Light-light interactions in a vacuum will be possible soon.
Vacuum -- the very name suggests emptiness and nothingness -- is
actually a realm rife with potentiality, courtesy of the laws of
quantum electrodynamics (QED). According to QED, additional, albeit
virtual, particles can be created in the vacuum, allowing
light-light interactions.
Physicists from Umeå University, in Umeå, Sweden,
and the Rutherford Appleton Lab, near Didcot, England, hope to explore the vacuum by
aiming three powerful laser streams at each other. The laser light
is not aimed at any material target and is not trying to initiate
any nuclear fusion.
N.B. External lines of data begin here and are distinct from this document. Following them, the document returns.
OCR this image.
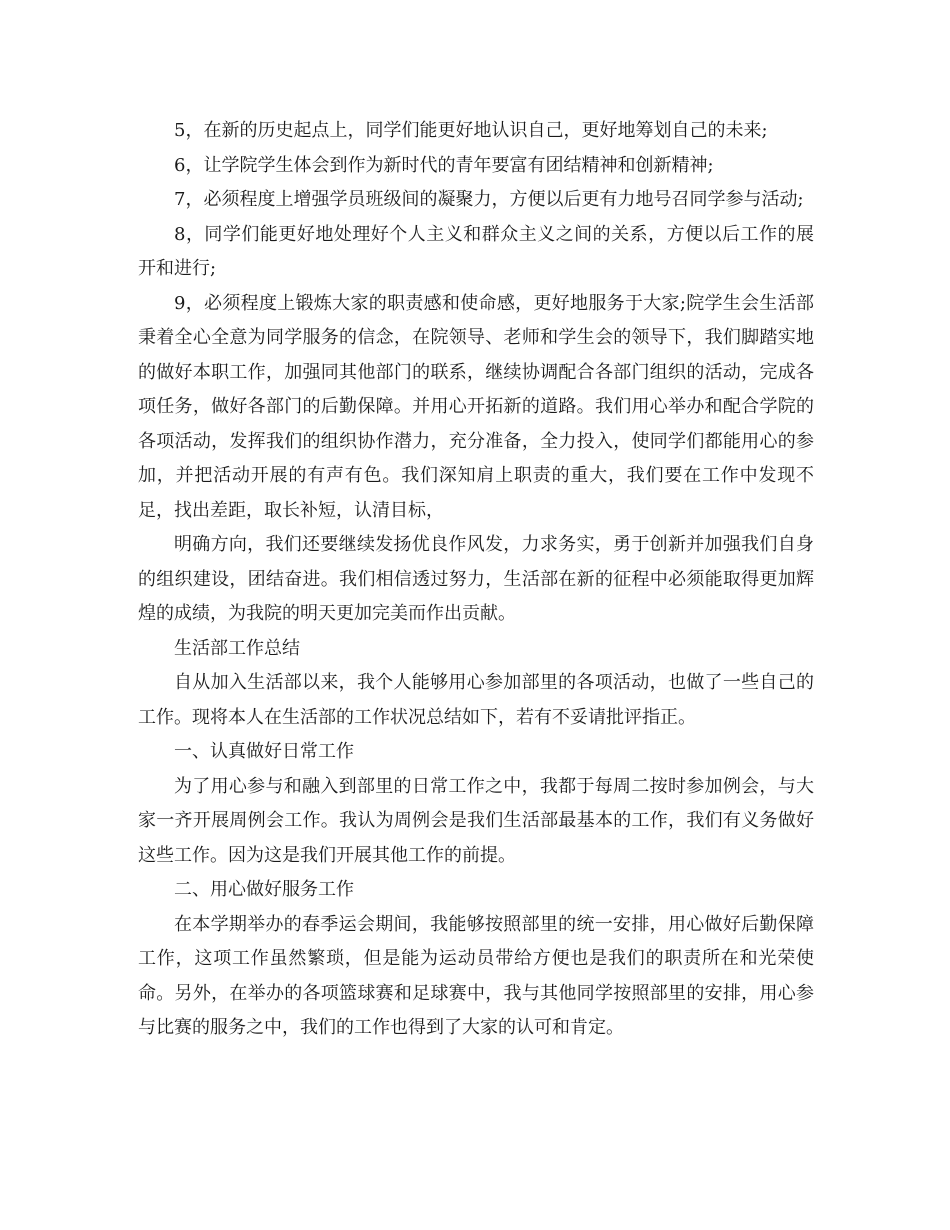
5，在新的历史起点上，同学们能更好地认识自己，更好地筹划自己的未来;

6，让学院学生体会到作为新时代的青年要富有团结精神和创新精神;

7，必须程度上增强学员班级间的凝聚力，方便以后更有力地号召同学参与活动;

8，同学们能更好地处理好个人主义和群众主义之间的关系，方便以后工作的展开和进行;

9，必须程度上锻炼大家的职责感和使命感，更好地服务于大家;院学生会生活部秉着全心全意为同学服务的信念，在院领导、老师和学生会的领导下，我们脚踏实地的做好本职工作，加强同其他部门的联系，继续协调配合各部门组织的活动，完成各项任务，做好各部门的后勤保障。并用心开拓新的道路。我们用心举办和配合学院的各项活动，发挥我们的组织协作潜力，充分准备，全力投入，使同学们都能用心的参加，并把活动开展的有声有色。我们深知肩上职责的重大，我们要在工作中发现不足，找出差距，取长补短，认清目标，

明确方向，我们还要继续发扬优良作风发，力求务实，勇于创新并加强我们自身的组织建设，团结奋进。我们相信透过努力，生活部在新的征程中必须能取得更加辉煌的成绩，为我院的明天更加完美而作出贡献。

生活部工作总结

自从加入生活部以来，我个人能够用心参加部里的各项活动，也做了一些自己的工作。现将本人在生活部的工作状况总结如下，若有不妥请批评指正。

一、认真做好日常工作

为了用心参与和融入到部里的日常工作之中，我都于每周二按时参加例会，与大家一齐开展周例会工作。我认为周例会是我们生活部最基本的工作，我们有义务做好这些工作。因为这是我们开展其他工作的前提。

二、用心做好服务工作

在本学期举办的春季运会期间，我能够按照部里的统一安排，用心做好后勤保障工作，这项工作虽然繁琐，但是能为运动员带给方便也是我们的职责所在和光荣使命。另外，在举办的各项篮球赛和足球赛中，我与其他同学按照部里的安排，用心参与比赛的服务之中，我们的工作也得到了大家的认可和肯定。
Instead the three beams will merge to produce a
fourth stream with a wavelength shorter than any of the input
beams.
This idea of mixing beams has been broached before but the
earlier proposals had the beams all in a single plane. The
Swedish-British proposal (contact Mattias Marklund, +46-90-786-7717,
mattias.marklund@physics.umu.se), by contrast, foresees a fully
three-dimensional wave mixing process.
The actual experiment is
planned to be carried out over the next year at the Rutherford
Appleton Lab. By carefully polarizing the incoming light beams, the
number of photons in the output beam can be controlled, providing
valuable information about the interactions that took place in the
vacuum.
What is this "four-wave mixing" good for? For studying QED
itself, but also for testing theories that propose the existence of
minor departures from Lorentz invariance, which is the proposition
-- essential to special relativity -- that there is no preferred frame
of reference. Light-light interactions might also be used to
explore various hypotheses related to dark energy.